Anna, a dancer has just recently switch to being a choreographer is mourning the death her roommate and creative partner Robbie, a young, gay dancer who drowned in a boating accident with his lover Dom. She has spent the last couple of days at a his funeral and then at his family’s house. She is angry his family never saw him dance or acknowledges that he was gay. Her other gay roommate Larry (the fabulous Brandon Uranowitz) offers up quips, while longing for her rich screenwriter boyfriend, Burton (David Furr).
Unexpectedly and inappropriately Pale, Robbie’s cocaine-snorting, hyperactive restaurant manager brother bursts onto the scene.
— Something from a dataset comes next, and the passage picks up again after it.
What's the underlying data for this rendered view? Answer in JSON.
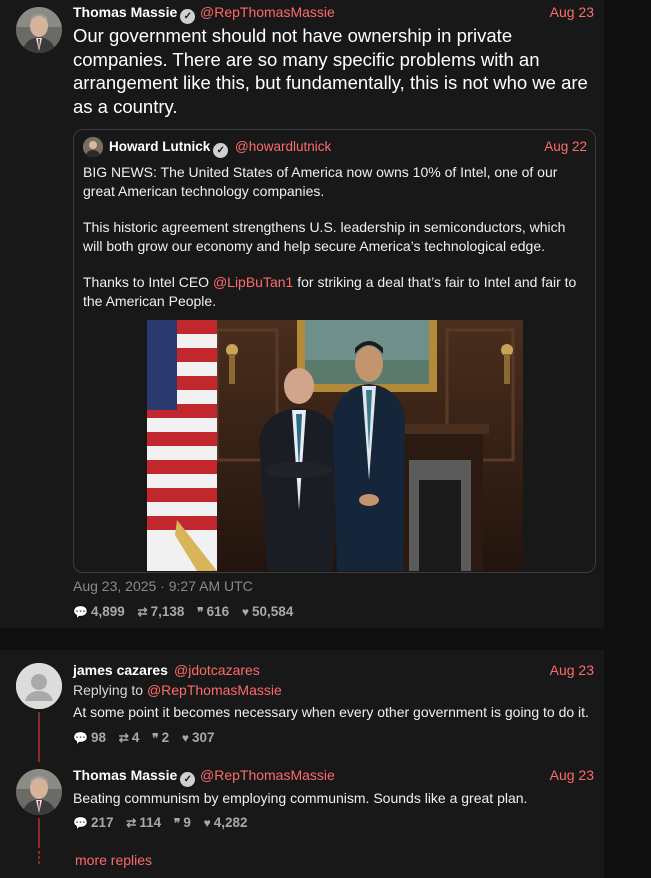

He is a volatile man on the edge, here to collect Robbie’s belongings. He is rude, obnoxious and self serving, until you see he is hiding a wall of grief. Anna and Pale commiserate by sleeping together. The next morning Pale acts like nothing happened. Months later he returns and the old adage of opposites attract is confirmed.
Russell is beautiful and dancer like. Driver is larger than life, wonderfully quirky and very De Niro like. Furr has more chemistry with Uranowiz who almost steals the show with his deadpan delivery.
Michael Mayer’s keeps this two hour and twenty minute show on its toes, while Derek Mclane’s set makes you envy the apartment and wish that these still existed in the land of sky high real estate.
Wilson story is more of a quirky romantic comedy. All are broken here and clinging for their lives and to anyone who will keep these fires burning.
Burn This: Hudson Theatre, until July 14th.